Monday, January 26, 2009

Bill Draws Protest



BILLINGS - A Montana house bill had dog owners around the state and even the country up in arms Thursday.
The bill was quickly shot down in its first hearing Thursday in the State House. State representatives heard the bill Thursday that would have banned pit-bulls and other similar dogs if passed. It's widely known as breed specific legislation, and Montana is not the first state to consider it.

Beau Schmieding grew up with pit bulls, and loved them so much he just got another. "This is Flukie Tank Schmieding, and he's 6 months old," says Schmieding. Dog lovers like him from around the state swarmed Helena Thursday, many outraged by proposed House Bill 191.

Two recent pit bull maulings in Billings led State Representative Robyn Driscoll to introduce the bill that would ban the dogs. Since then Driscoll and others in the House have been bombarded with emails, not just from Montana but around the world.

"This bill does not kill dogs. People are saying I'm going to take their dogs and euthanize them. This bill grandfathers in dogs that are alive and well in Montana." The bill wouldn't only ban pit bulls, it would also ban Staffordshire Bull Terriers, American Staffordshire Terriers, American Bull Dogs and any cross there-of.

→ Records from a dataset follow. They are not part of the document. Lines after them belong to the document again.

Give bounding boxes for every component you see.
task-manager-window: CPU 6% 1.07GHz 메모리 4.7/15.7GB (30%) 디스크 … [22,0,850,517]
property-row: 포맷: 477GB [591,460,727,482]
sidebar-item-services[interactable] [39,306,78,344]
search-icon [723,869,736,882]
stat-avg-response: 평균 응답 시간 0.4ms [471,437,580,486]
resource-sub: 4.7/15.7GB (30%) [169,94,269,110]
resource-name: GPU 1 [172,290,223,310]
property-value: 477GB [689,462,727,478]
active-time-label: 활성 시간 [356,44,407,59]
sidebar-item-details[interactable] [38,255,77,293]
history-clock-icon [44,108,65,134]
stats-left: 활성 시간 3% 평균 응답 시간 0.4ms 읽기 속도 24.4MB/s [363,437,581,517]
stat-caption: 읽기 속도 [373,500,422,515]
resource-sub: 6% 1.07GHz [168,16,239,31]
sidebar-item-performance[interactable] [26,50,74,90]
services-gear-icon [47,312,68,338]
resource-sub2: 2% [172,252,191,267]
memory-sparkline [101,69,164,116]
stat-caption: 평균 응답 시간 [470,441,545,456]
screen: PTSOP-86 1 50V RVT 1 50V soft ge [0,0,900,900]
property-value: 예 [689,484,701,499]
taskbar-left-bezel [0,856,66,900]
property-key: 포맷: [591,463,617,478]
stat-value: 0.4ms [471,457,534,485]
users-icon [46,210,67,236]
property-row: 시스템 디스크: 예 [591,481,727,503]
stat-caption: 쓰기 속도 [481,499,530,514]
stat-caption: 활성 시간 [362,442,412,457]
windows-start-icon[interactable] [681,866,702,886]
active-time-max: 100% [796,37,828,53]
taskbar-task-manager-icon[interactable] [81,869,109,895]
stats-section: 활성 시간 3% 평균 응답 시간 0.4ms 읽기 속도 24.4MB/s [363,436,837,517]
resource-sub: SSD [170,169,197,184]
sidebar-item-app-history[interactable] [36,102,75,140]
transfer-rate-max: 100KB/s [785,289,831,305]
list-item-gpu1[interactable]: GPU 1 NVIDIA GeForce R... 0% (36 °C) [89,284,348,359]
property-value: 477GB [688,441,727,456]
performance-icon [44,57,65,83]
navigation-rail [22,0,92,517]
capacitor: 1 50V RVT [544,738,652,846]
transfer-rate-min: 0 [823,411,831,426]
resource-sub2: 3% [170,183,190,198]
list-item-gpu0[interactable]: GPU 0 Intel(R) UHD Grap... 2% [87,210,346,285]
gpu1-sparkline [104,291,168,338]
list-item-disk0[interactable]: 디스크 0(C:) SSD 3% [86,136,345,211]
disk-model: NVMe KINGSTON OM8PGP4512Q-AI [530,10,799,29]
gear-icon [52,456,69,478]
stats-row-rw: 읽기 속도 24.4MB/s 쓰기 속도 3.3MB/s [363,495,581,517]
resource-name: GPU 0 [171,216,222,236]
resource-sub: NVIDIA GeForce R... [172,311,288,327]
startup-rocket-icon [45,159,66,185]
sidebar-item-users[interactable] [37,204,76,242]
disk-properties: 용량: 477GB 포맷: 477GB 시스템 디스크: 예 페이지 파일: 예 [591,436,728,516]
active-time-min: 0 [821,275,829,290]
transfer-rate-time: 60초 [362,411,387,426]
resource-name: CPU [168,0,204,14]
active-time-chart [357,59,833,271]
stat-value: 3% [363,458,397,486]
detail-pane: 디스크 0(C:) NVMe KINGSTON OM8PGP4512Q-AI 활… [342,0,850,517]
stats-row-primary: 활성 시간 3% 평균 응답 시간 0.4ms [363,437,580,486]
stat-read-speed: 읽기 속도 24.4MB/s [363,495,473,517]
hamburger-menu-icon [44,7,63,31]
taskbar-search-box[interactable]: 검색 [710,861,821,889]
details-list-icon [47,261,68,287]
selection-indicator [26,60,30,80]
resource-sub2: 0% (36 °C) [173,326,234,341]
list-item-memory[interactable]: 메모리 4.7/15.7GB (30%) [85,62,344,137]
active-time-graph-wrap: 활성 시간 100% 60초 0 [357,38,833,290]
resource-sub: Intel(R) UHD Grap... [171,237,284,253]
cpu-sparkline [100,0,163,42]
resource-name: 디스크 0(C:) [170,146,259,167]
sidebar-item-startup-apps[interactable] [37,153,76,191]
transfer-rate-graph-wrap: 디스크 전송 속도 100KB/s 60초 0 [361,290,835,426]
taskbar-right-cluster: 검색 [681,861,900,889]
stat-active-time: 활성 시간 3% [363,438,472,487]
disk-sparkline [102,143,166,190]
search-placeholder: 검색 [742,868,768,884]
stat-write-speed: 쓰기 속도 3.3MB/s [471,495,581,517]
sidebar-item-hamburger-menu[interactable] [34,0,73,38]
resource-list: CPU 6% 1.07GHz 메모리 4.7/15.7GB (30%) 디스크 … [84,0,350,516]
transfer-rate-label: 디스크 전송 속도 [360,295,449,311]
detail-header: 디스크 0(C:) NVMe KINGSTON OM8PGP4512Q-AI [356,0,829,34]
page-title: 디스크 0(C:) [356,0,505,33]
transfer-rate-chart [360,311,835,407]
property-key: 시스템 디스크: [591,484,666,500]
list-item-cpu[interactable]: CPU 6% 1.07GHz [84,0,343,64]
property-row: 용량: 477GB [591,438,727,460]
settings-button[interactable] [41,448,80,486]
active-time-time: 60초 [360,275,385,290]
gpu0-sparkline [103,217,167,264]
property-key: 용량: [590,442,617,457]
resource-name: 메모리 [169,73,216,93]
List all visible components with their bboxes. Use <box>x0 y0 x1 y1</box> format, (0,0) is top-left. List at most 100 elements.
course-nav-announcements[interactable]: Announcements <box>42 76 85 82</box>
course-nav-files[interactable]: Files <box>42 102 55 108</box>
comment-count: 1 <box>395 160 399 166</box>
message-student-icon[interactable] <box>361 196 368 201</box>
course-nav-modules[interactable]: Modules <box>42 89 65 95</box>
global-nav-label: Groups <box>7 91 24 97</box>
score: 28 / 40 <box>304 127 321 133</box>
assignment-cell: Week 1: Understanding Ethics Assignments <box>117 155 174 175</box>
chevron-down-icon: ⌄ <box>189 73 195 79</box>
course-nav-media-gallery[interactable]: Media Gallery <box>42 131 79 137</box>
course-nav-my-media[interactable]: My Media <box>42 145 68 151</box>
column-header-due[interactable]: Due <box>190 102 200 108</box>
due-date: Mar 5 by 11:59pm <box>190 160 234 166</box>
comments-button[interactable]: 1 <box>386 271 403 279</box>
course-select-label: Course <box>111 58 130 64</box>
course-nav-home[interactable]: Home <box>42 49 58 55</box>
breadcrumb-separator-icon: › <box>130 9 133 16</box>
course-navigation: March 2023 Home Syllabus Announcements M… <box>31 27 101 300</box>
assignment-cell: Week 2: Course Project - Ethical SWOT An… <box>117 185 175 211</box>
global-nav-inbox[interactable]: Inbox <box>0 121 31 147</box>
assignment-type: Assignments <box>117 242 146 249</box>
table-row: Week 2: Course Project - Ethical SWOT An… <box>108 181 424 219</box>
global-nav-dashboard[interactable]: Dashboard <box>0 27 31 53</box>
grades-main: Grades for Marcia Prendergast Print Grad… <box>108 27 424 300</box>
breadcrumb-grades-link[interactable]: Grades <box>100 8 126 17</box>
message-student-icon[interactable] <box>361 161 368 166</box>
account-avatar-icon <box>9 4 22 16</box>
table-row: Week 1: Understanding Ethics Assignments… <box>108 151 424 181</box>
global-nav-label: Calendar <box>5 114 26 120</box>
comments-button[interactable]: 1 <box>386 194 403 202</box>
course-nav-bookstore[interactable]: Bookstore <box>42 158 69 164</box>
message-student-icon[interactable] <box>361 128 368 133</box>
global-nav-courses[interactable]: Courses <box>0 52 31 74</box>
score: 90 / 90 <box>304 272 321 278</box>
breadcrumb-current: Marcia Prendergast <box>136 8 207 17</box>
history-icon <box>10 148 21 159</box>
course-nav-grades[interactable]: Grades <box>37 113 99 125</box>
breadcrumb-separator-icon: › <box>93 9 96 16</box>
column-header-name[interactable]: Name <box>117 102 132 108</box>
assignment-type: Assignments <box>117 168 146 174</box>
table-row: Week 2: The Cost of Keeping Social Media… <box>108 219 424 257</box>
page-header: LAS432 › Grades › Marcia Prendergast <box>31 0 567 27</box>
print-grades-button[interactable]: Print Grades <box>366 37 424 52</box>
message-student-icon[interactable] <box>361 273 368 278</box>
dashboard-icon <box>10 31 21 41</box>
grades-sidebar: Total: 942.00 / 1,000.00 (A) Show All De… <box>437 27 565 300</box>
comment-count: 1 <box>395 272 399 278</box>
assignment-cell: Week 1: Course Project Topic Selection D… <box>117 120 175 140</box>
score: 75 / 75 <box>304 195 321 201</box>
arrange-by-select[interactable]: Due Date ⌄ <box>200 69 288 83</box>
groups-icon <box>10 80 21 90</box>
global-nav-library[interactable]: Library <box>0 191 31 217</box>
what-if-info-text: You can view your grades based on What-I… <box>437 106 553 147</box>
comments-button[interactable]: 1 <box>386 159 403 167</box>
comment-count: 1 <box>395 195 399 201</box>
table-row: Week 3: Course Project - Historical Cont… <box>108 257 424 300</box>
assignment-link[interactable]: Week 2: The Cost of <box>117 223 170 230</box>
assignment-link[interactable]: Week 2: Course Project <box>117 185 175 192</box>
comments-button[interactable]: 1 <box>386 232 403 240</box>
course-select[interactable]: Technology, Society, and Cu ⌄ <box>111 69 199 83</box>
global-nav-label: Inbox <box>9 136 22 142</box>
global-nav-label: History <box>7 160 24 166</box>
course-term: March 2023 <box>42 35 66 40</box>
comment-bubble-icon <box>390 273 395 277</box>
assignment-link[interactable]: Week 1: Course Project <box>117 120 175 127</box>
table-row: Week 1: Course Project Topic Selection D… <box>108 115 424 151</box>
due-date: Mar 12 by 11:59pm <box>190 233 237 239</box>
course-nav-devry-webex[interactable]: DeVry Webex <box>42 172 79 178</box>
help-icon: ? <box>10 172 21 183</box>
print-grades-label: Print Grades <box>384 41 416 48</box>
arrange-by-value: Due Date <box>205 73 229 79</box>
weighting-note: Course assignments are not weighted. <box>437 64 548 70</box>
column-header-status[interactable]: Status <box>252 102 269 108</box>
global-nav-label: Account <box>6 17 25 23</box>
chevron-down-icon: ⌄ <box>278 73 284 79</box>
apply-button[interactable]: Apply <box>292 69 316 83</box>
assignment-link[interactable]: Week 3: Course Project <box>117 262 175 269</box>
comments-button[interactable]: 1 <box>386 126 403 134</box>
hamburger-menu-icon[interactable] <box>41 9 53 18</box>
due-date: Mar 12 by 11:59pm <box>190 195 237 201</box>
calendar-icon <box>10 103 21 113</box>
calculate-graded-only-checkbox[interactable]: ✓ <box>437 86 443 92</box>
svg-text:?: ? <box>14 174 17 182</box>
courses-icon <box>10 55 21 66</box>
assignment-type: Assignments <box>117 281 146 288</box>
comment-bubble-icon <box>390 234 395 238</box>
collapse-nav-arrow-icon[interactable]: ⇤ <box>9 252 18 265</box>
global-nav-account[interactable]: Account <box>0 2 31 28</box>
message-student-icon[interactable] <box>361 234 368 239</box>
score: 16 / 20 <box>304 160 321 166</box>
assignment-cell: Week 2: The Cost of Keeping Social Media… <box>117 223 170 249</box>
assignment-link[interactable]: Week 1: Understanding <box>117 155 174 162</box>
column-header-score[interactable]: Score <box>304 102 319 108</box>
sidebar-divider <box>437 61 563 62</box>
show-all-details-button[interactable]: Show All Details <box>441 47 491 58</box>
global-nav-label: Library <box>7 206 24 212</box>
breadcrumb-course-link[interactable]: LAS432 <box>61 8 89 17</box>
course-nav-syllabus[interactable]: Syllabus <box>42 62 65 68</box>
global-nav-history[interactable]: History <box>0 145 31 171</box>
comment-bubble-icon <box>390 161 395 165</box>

"I'm sure there are nice pit bulls but I was talking with one of our deputy county attorneys and his analogy was, in Montana we have guns but we regulate them and if there's one that's so dangerous and such a threat we outlaw it, like machine guns," said Driscoll.

The bill would have meant all unregistered dogs falling under the bill could be confiscated and euthanized. It also would have mandated that they be muzzled and leashed at all times when in public. "What's he going to think? He'll probably feel like I'm punishing him every time we go out," said Schmieding.

Schmieding, like many pit bull owners, didn't see the merit of the bill; and many of them said so at the hearing on Thursday. "He's the best friend I've ever had, it's just the reputation," says Schmieding. But outraged owners weren't the only ones against it. The U.S Humane Society says singling out a breed is not an efficient way to protect people from dangerous dogs.

The bill was shot down with a voice vote Thursday in its hearing. No word yet if Driscoll will try to rework and her bill and give it a go again. Ekalaka and Libby, Montana already have pit bull bans on the books.